I also decide to ask two students to be co-researchers with me each day. During self-selected reading (15 minutes of the language arts period), I choose a student who is usually on-task and one who is often restless, and ask both to observe their classmates. They sit with a clipboard and a log sheet with two simple directives: “Observe someone who is not reading. What are they doing instead?” and “Choose someone who is reading: How do you know they are reading? (not pretending?)”
Because I am writing an action research paper for the grad class, I keep an audiotape recording of my reading conferences with students and at the end of class I briefly interview two or three other students. I choose to interview students who have been on task and those who were clearly not engaged. Each afternoon I listen to the tapes and transcribe key comments. In this way I have multiple perspectives of each day: my student co-researchers’ observations, my observations, and the taped interviews.
I ask Lisa* to be my co-researcher the first time. She is a quiet student, who has had several awkward moments this year when she felt she didn’t fit in. She quietly confessed she “read(s) too slow”, not realizing others read at the same pace. She came to school with braces one day and a month later with glasses. There were many self-conscious, uncomfortable days before she adjusted to her new features. In spite of this, she is cheerful and hard-working, so she eagerly accepts the “job.” Recently, I book talked about Just Ella (by Margaret Peterson Haddix, Simon & Schuster, 1999) and Lisa requested to read it, as I knew she would. During Monitored Reading (MR- our self-selected reading time), she looked around more than she read her book. Eventually she replaced it on the bookshelves and sauntered back to her desk. After class I asked Lisa what happened. Her eyes met the ground as she whispered, “It was too hard to get into.” I know Lisa is interested in books and wants to read, but for some reason it is hard for her.

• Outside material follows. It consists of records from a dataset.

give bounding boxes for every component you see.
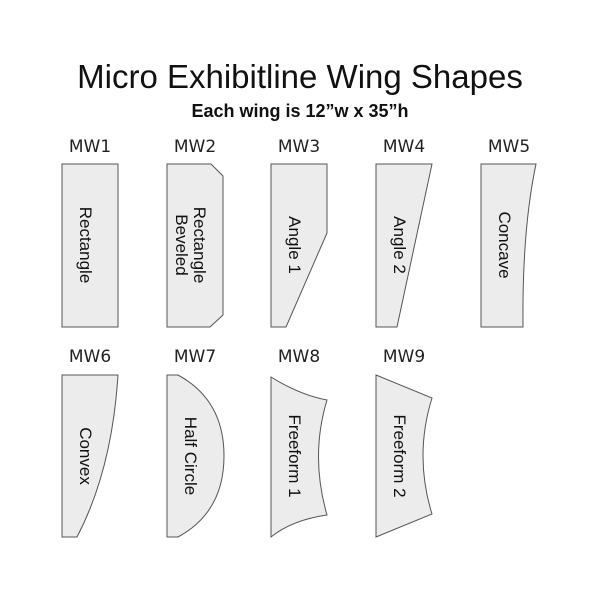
wing-mw5: MW5 Concave <box>480 137 537 328</box>
wing-mw4: MW4 Angle 2 <box>375 137 433 328</box>
wing-shape <box>166 374 225 538</box>
wing-code-label: MW2 <box>174 137 216 157</box>
wing-shape-name-line: Angle 2 <box>390 216 409 274</box>
wing-shape-name-line: Convex <box>76 427 95 485</box>
wing-shape-name-line: Concave <box>495 211 514 278</box>
wing-shape-name: Convex <box>76 427 95 485</box>
wing-mw6: MW6 Convex <box>61 347 119 538</box>
wing-mw9: MW9 Freeform 2 <box>375 347 433 538</box>
diagram-title: Micro Exhibitline Wing Shapes <box>77 58 523 95</box>
wing-code-label: MW9 <box>383 347 425 367</box>
wing-mw2: MW2 BeveledRectangle <box>166 137 224 328</box>
wing-shape-name-line: Half Circle <box>181 417 200 495</box>
wing-shape-name: Concave <box>495 211 514 278</box>
wing-shape <box>270 163 328 328</box>
wing-shape <box>375 374 433 538</box>
wing-shape-name-line: Freeform 2 <box>390 414 409 497</box>
wing-shape <box>375 163 433 328</box>
wing-code-label: MW7 <box>174 347 216 367</box>
wing-code-label: MW5 <box>488 137 530 157</box>
wing-shape-name: Half Circle <box>181 417 200 495</box>
wing-shape <box>270 376 328 539</box>
wing-code-label: MW8 <box>278 347 320 367</box>
wing-mw7: MW7 Half Circle <box>166 347 225 538</box>
wing-code-label: MW1 <box>69 137 111 157</box>
wing-shape-name-line: Beveled <box>172 214 191 275</box>
wing-shape-name-line: Freeform 1 <box>285 414 304 497</box>
wing-code-label: MW4 <box>383 137 425 157</box>
wing-mw1: MW1 Rectangle <box>61 137 119 328</box>
wing-code-label: MW6 <box>69 347 111 367</box>
wing-shape-name: Rectangle <box>76 207 95 284</box>
wing-shape <box>166 163 224 328</box>
wing-mw8: MW8 Freeform 1 <box>270 347 328 539</box>
wing-mw3: MW3 Angle 1 <box>270 137 328 328</box>
wing-shape <box>61 163 119 328</box>
wing-shape <box>480 163 537 328</box>
wing-shape-name: Angle 2 <box>390 216 409 274</box>
wing-shape-name-line: Rectangle <box>76 207 95 284</box>
wing-shape-name: Freeform 1 <box>285 414 304 497</box>
diagram-subtitle: Each wing is 12”w x 35”h <box>191 101 409 121</box>
wing-shape-name-line: Angle 1 <box>285 216 304 274</box>
wing-shape-name-line: Rectangle <box>190 207 209 284</box>
wing-shape <box>61 374 119 538</box>
wing-shape-name: Angle 1 <box>285 216 304 274</box>
wing-code-label: MW3 <box>278 137 320 157</box>
wing-shape-name: BeveledRectangle <box>172 207 209 284</box>
wing-shape-name: Freeform 2 <box>390 414 409 497</box>
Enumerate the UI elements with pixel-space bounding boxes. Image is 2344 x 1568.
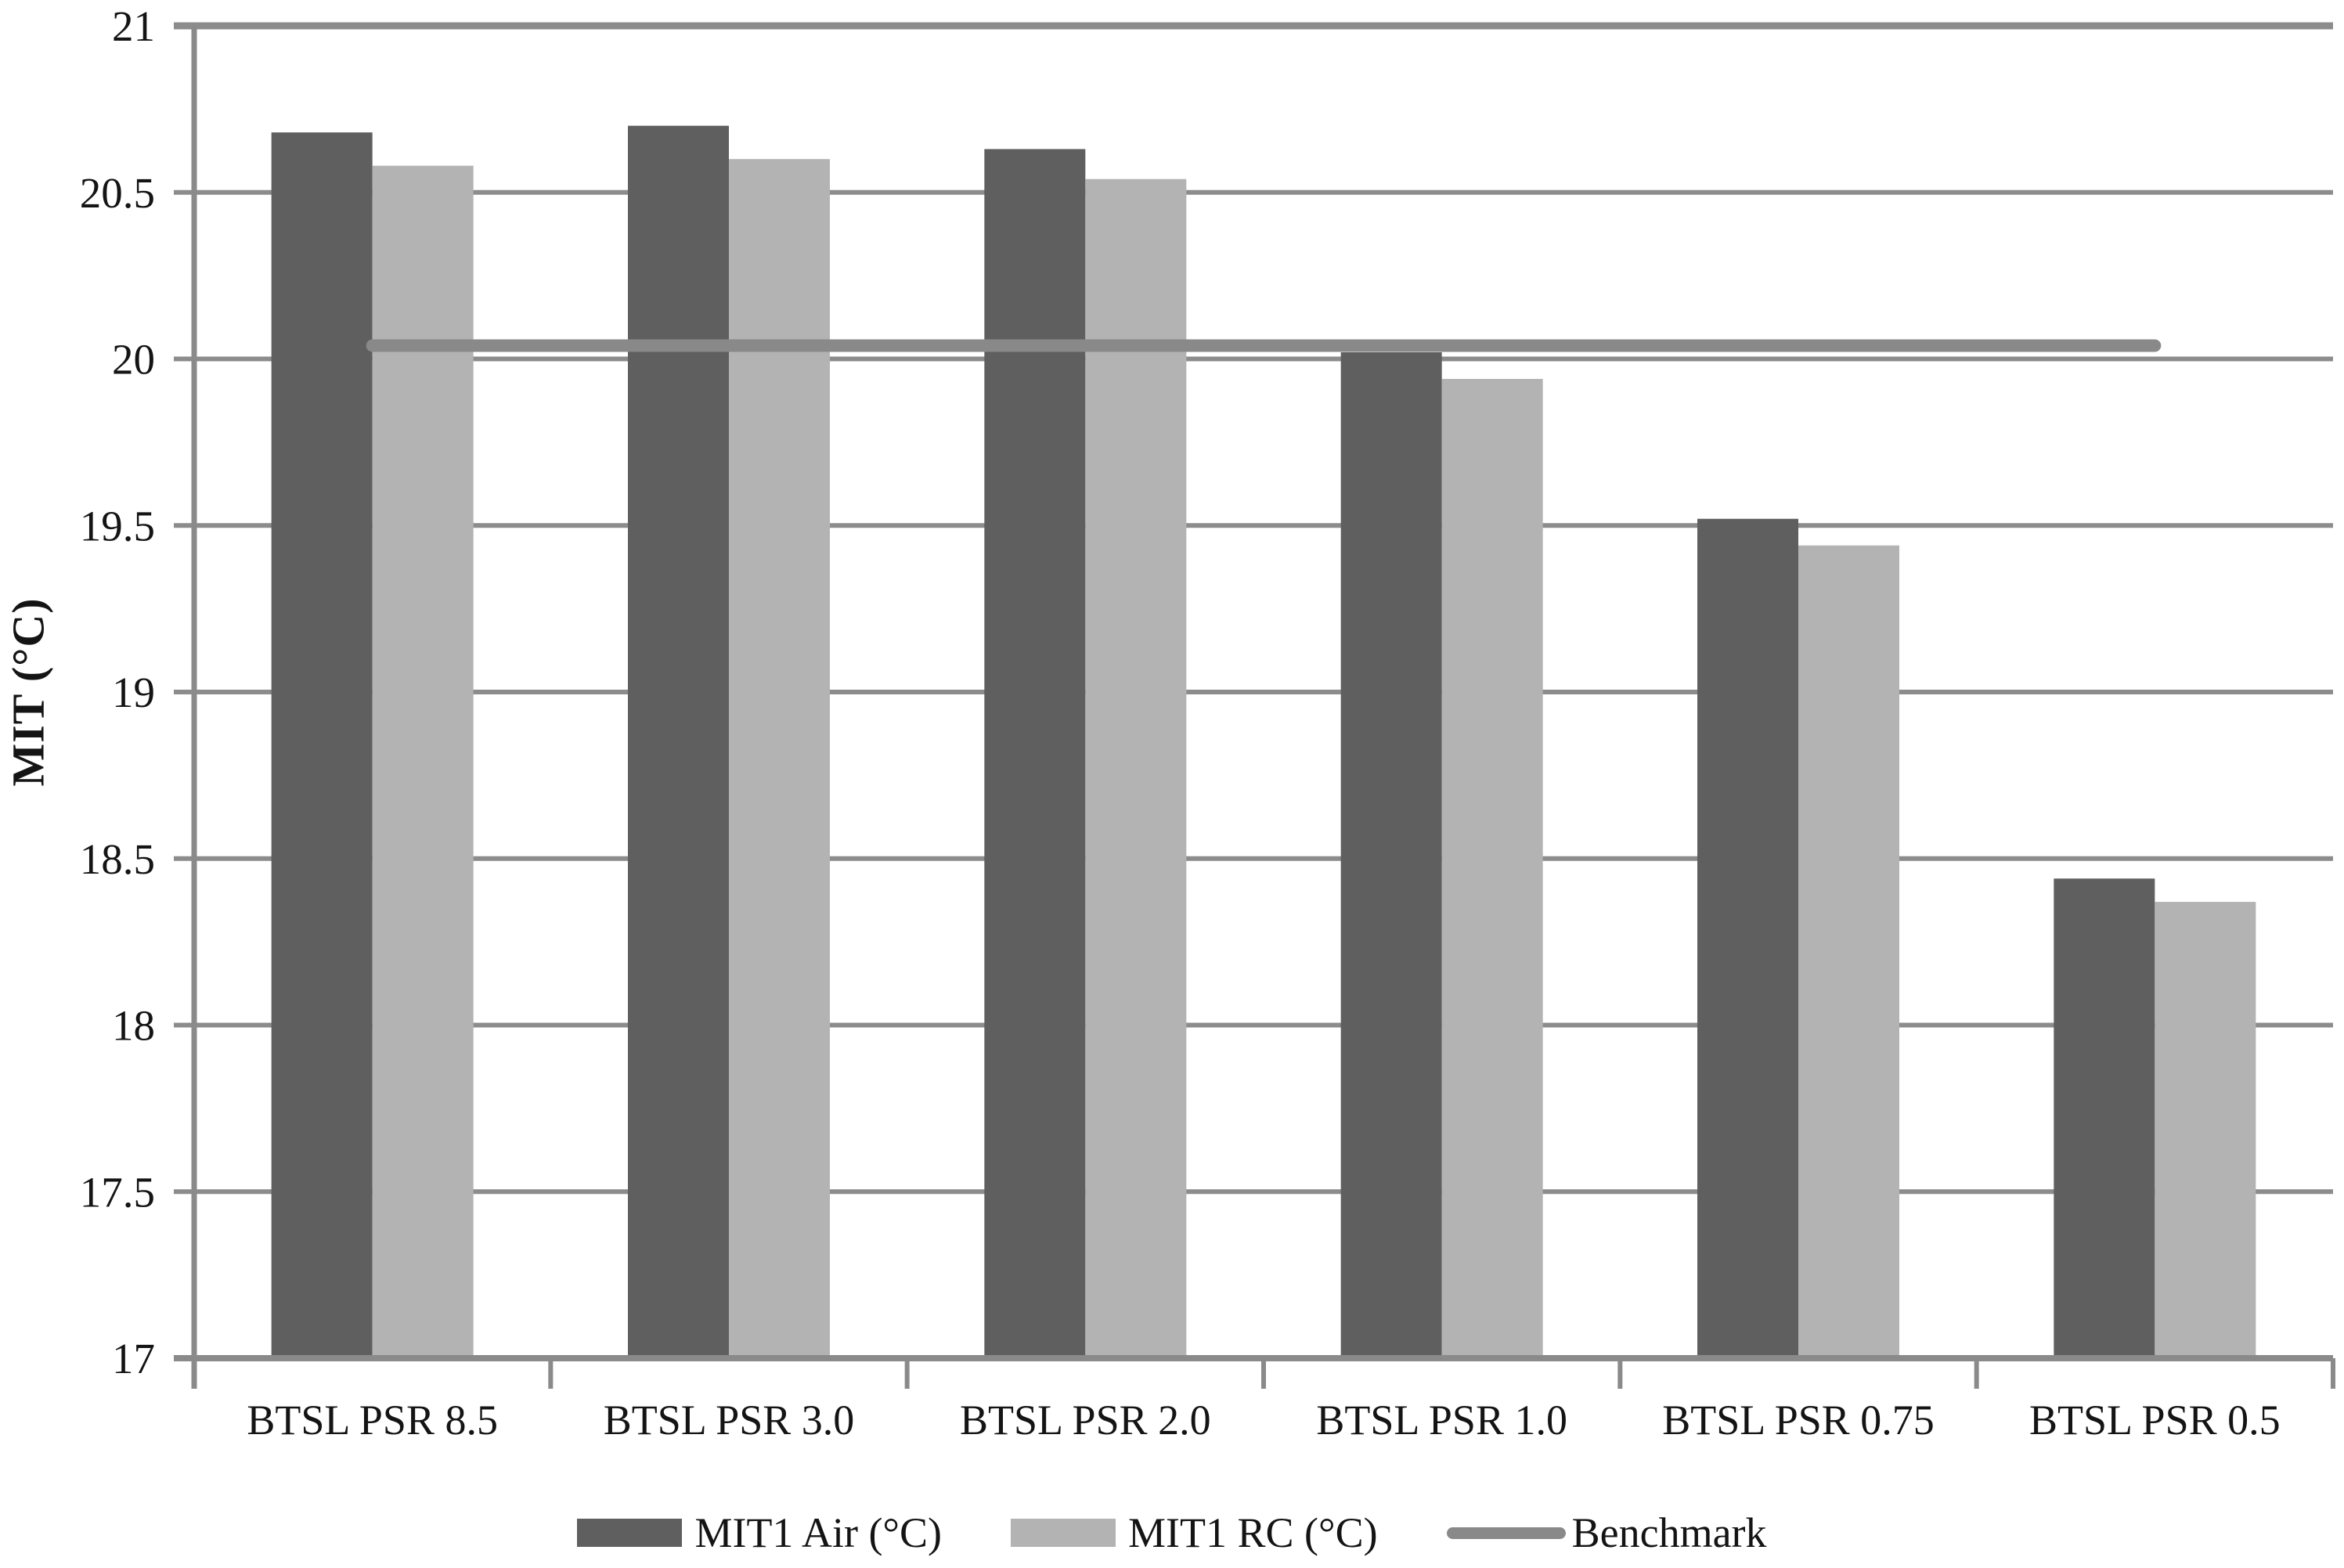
bar-mit1-air — [1340, 351, 1442, 1357]
chart-legend: MIT1 Air (°C) MIT1 RC (°C) Benchmark — [0, 1500, 2344, 1566]
legend-line-icon — [1446, 1527, 1566, 1539]
bar-mit1-air — [1697, 518, 1798, 1357]
x-category-label: BTSL PSR 3.0 — [604, 1397, 855, 1444]
bar-mit1-rc — [372, 165, 474, 1357]
bar-mit1-rc — [1441, 379, 1543, 1357]
bar-mit1-rc — [729, 159, 830, 1357]
bar-mit1-rc — [2155, 902, 2256, 1357]
y-tick-label: 17.5 — [80, 1168, 155, 1216]
y-tick-label: 20 — [112, 336, 155, 384]
y-tick-label: 18 — [112, 1002, 155, 1050]
y-tick-label: 19 — [112, 669, 155, 716]
y-tick-label: 21 — [112, 2, 155, 50]
bar-mit1-air — [271, 132, 373, 1357]
x-category-label: BTSL PSR 8.5 — [247, 1397, 498, 1444]
bar-mit1-air — [628, 125, 729, 1357]
x-category-label: BTSL PSR 0.75 — [1662, 1397, 1935, 1444]
bar-mit1-rc — [1798, 545, 1899, 1357]
legend-swatch-icon — [577, 1519, 683, 1547]
legend-label: Benchmark — [1571, 1509, 1767, 1556]
bar-mit1-air — [2054, 878, 2155, 1357]
x-category-label: BTSL PSR 2.0 — [960, 1397, 1211, 1444]
x-category-label: BTSL PSR 0.5 — [2029, 1397, 2281, 1444]
legend-label: MIT1 RC (°C) — [1128, 1509, 1378, 1556]
y-tick-label: 20.5 — [80, 169, 155, 217]
y-tick-label: 19.5 — [80, 502, 155, 550]
bar-mit1-rc — [1085, 178, 1187, 1357]
legend-item-benchmark: Benchmark — [1446, 1509, 1767, 1557]
y-tick-label: 18.5 — [80, 835, 155, 883]
legend-label: MIT1 Air (°C) — [694, 1509, 943, 1556]
y-axis-title: MIT (°C) — [2, 597, 54, 787]
x-category-label: BTSL PSR 1.0 — [1316, 1397, 1567, 1444]
y-tick-label: 17 — [112, 1335, 155, 1382]
legend-swatch-icon — [1011, 1519, 1116, 1547]
legend-item-mit1-air: MIT1 Air (°C) — [577, 1509, 942, 1557]
bar-mit1-air — [984, 149, 1086, 1357]
legend-item-mit1-rc: MIT1 RC (°C) — [1011, 1509, 1378, 1557]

I want Lisa to observe the readers and non-readers during MR so she can see what an engaged reader looks like. When she is the co-researcher, Lisa is able to document engaged readers –it seems she knows what on-task behaviors look like. Her log records three readers she observed:
“Leo* is reading his book with his head down, really focusing on the story. Mark* is head down reading his book and enjoying it. Jill* [Lisa’s good friend] is reading her myth and is so into it that she doesn’t even look up when I pass her.”
A few days after being my co-researcher, Lisa is written up by another co-researcher who chose to observe her as a model of someone who is reading:
“Lisa looks like she’s into a book (eyes move; plain, bland face; usually holding book with one hand and leaning her head on the other. She smiles every once in a while like her book is funny.”
Lisa’s reading log shows she has read several thin books (usually less than 50 pages) – some are information books on animals, storms, or photography. Other books are fantasies like Stellaluna, (by Janell Cannon; Scholastic Inc., 1993) or The True Story of the Three Little Pigs (by Jon Scieszka; Scholastic, Inc., 1989). Lisa read a light-hearted novel, Crash, by Jerry Spinelli (Dell Yearling, 1996), after she heard me read large chunks of the book as a read aloud. When the book was placed on the class bookshelf, Lisa selected this for MR and took several weeks to finish it. Her next three MR novels are not completed according to her log record. After a few more thin books, Lisa finds the author, Lemony Snicket, and becomes engaged in “A Series of Unfortunate Events” (The Austere Academy. Scholastic, Inc., 2000). According to her journal, Lisa knows she “wants to find comical books.”
Even without the purpose (or pressure) of a grad class, I found using the idea of setting up a “co-researcher” seemed to benefit my students on other occasions. Thinking they are helping me gave them a purpose to learn from their peers…. And become more self-aware in the process.